Applications in the Clinical Laboratory
CZE is widely used in clinical laboratories for serum protein analysis, where it has largely replaced agarose gel electrophoresis for routine serum protein electrophoresis (SPEP). Serum proteins separate into five major fractions — albumin, alpha-1, alpha-2, beta, and gamma globulins — and the electropherogram is evaluated for monoclonal gammopathies, inflammatory patterns, and protein deficiencies. CZE is also the method of choice for hemoglobinopathy screening, separating hemoglobin variants such as HbA, HbF, HbS, and HbC at alkaline pH. In pharmaceutical analysis, CZE is used for drug purity testing, counter-ion determination, and chiral impurity profiling. In proteomics, CZE coupled with mass spectrometry (CZE-MS/MS) provides high-efficiency peptide separation for bottom-up protein identification, particularly advantageous for low-volume samples and basic peptides that are challenging by reversed-phase LC-MS.

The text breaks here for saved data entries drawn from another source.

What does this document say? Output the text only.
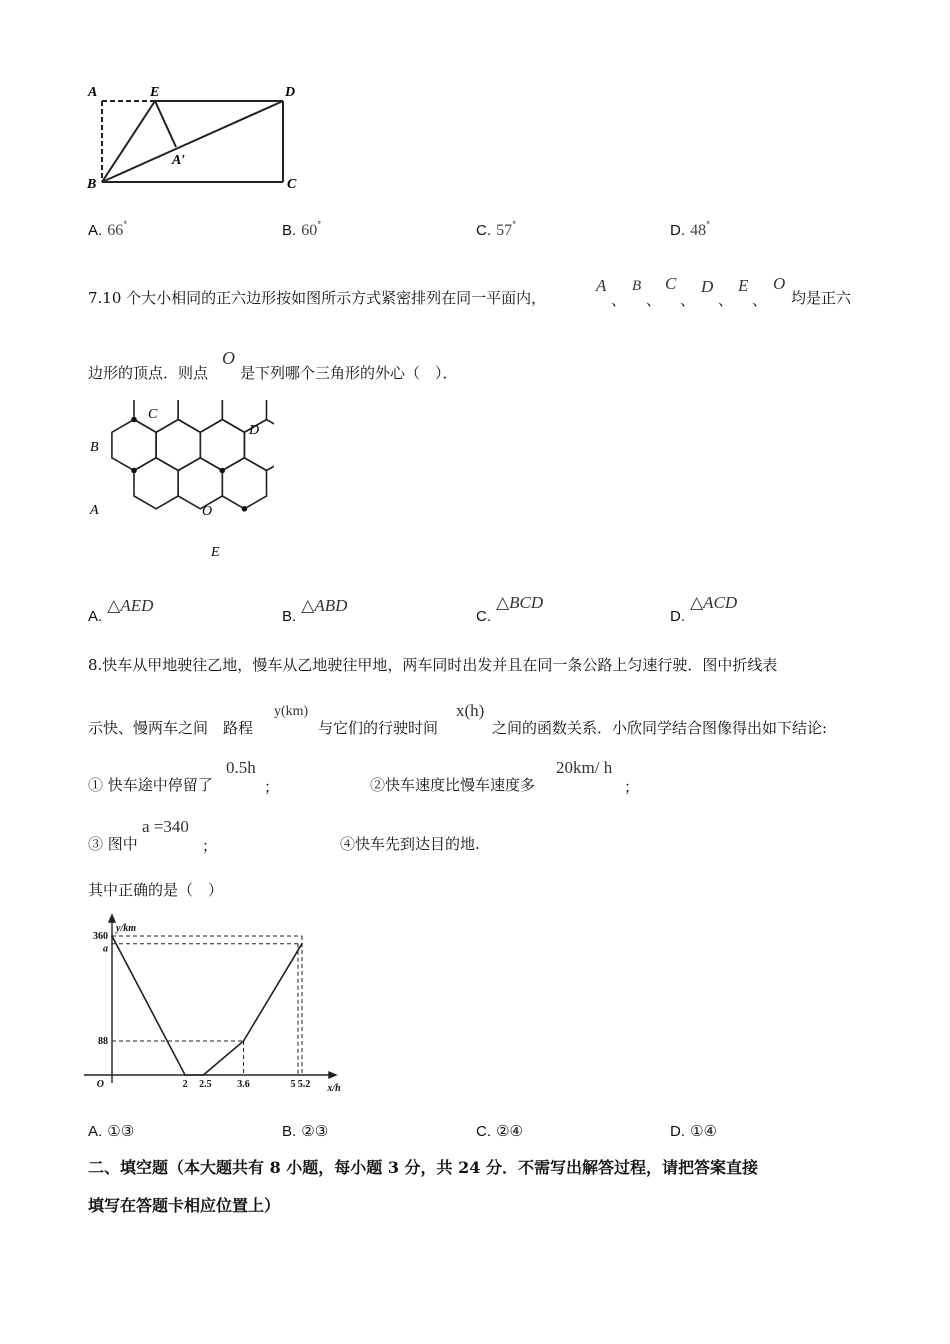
A	E	D
B	C
A′
A. 66°	B. 60°	C. 57°	D. 48°
7.10 个大小相同的正六边形按如图所示方式紧密排列在同一平面内，
A
、
B
、
C
、
D
、
E
、
O
均是正六
边形的顶点．则点
O
是下列哪个三角形的外心（　）．
C
D
B
A	O
E
A. △AED
B. △ABD
C. △BCD
D. △ACD
8.快车从甲地驶往乙地，慢车从乙地驶往甲地，两车同时出发并且在同一条公路上匀速行驶．图中折线表
示快、慢两车之间　路程
y(km)
与它们的行驶时间
x(h)
之间的函数关系．小欣同学结合图像得出如下结论:
① 快车途中停留了
0.5h
；	②快车速度比慢车速度多
20km/ h
；
③ 图中
a =340
；	④快车先到达目的地.
其中正确的是（　）
2 2.5	3.6	5 5.2
y/km
x/h
O
360
a
88
A. ①③	B. ②③	C. ②④	D. ①④
二、填空题（本大题共有 8 小题，每小题 3 分，共 24 分．不需写出解答过程，请把答案直接
填写在答题卡相应位置上）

Method Development Considerations
Developing a CZE method begins with selecting the BGE pH based on the pKa values of the analytes. A phosphate or borate buffer at pH 2.5 is a common starting point for small molecules and peptides. The capillary dimensions (length, inner diameter) and applied voltage are chosen to balance analysis speed with resolution. Column temperature is controlled by forced-air or liquid cooling to dissipate Joule heat, and the capillary is rinsed between runs with sodium hydroxide, water, and BGE to maintain reproducibility. For quantitative analysis, an internal standard is added to correct for injection volume variability, and the method is validated for linearity, precision, accuracy, and robustness according to ICH guidelines.